Schools, often through designated honorable or celebratory days, such as Human Rights Day, Martin Luther King Day, and Earth Day, offer up speakers and experiences that bring the meaning of these significant days closer to home. This year, Earth Day brought the traveling “Bozone Ozone Bus” (BOB) to Bozeman schools where kids got to plant seeds, get in the bus to see what was growing, and learn what type of matter goes into compost. For Human Rights Day last year, one elementary school hosted members of MSU’s Engineers Without Borders to talk about the water systems they’re installing in Africa. This year, local hipster Kina Pickett told the student body how being an extreme skier celebrity was awesome and fun, but it wasn’t enough, so he co-founded his non-profit, Greenscool, which brings solar lights and heat to schools in poverty-stricken areas around the globe so that kids can attend more school and learn about renewable energy. These are real, local, accessible people who will likely inspire and enthuse our school-aged kids.

Non-profit organizations are also reaching out to kids. The Central Asia Institute’s Pennies for Peace program targets school-aged children and has raised their awareness while raising funds to help its cause.

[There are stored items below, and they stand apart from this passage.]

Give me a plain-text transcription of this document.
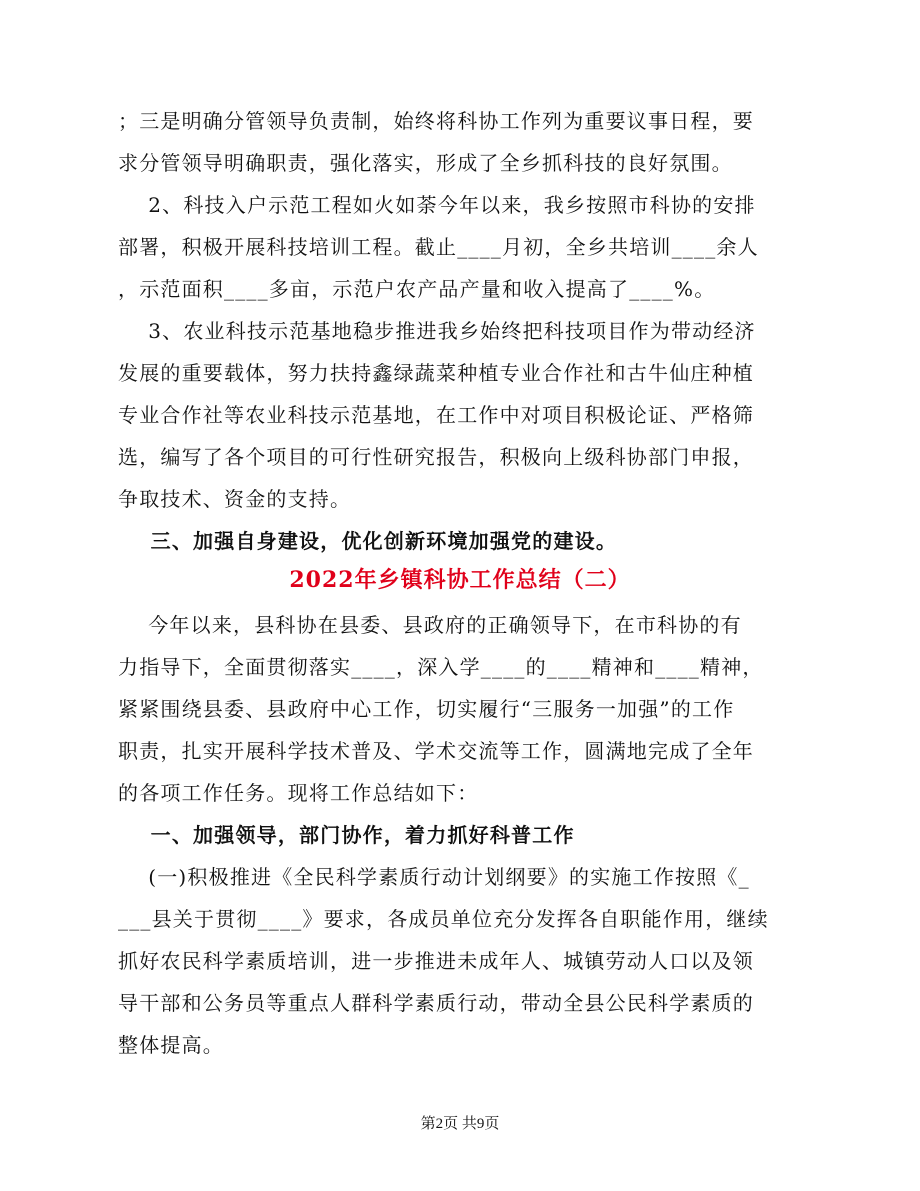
；三是明确分管领导负责制，始终将科协工作列为重要议事日程，要
求分管领导明确职责，强化落实，形成了全乡抓科技的良好氛围。
2、科技入户示范工程如火如荼今年以来，我乡按照市科协的安排
部署，积极开展科技培训工程。截止____月初，全乡共培训____余人
，示范面积____多亩，示范户农产品产量和收入提高了____%。
3、农业科技示范基地稳步推进我乡始终把科技项目作为带动经济
发展的重要载体，努力扶持鑫绿蔬菜种植专业合作社和古牛仙庄种植
专业合作社等农业科技示范基地，在工作中对项目积极论证、严格筛
选，编写了各个项目的可行性研究报告，积极向上级科协部门申报，
争取技术、资金的支持。
三、加强自身建设，优化创新环境加强党的建设。
2022年乡镇科协工作总结（二）
今年以来，县科协在县委、县政府的正确领导下，在市科协的有
力指导下，全面贯彻落实____，深入学____的____精神和____精神，
紧紧围绕县委、县政府中心工作，切实履行“三服务一加强”的工作
职责，扎实开展科学技术普及、学术交流等工作，圆满地完成了全年
的各项工作任务。现将工作总结如下：
一、加强领导，部门协作，着力抓好科普工作
(一)积极推进《全民科学素质行动计划纲要》的实施工作按照《_
___县关于贯彻____》要求，各成员单位充分发挥各自职能作用，继续
抓好农民科学素质培训，进一步推进未成年人、城镇劳动人口以及领
导干部和公务员等重点人群科学素质行动，带动全县公民科学素质的
整体提高。
第2页 共9页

The Jane Goodall Institute’s Roots and Shoots program offers materials so adults can set up programs in their town to help meet the non-profit’s goal of “encouraging youth of all ages to take action to improve the world through service learning projects that promote care and concern for animals, the environment, and the human community.” Save the Children reaches out to schools in their hometown of Westport, Connecticut, teaching about their cause while getting kids involved.

Parents play a huge role, not only by encouraging our children to get involved and supporting all of the aforementioned fundraisers, but by virtue of the benevolent endeavors we partake in for the sake of sharing our values and teaching by example. This might mean fostering homeless dogs until a permanent home is found, handing the kids bags and trolling the neighborhood for garbage, taking them to farmers’ markets so they can understand the goodness of locally grown produce and the importance of stimulating the local economy, and bringing them with us to hear speakers talk about whatever we think is important for them to know.

Large and small, all of these efforts and experiences become a part of our children. They stimulate discussion, open their eyes to the realities of our world, and instill a sense of pride in doing good. Perhaps most importantly, they serve as a new alternative to getting – and that is giving.

Elin Hert is a Bozeman freelance writer and mom. She is a regular contributor to Montana Parent magazine.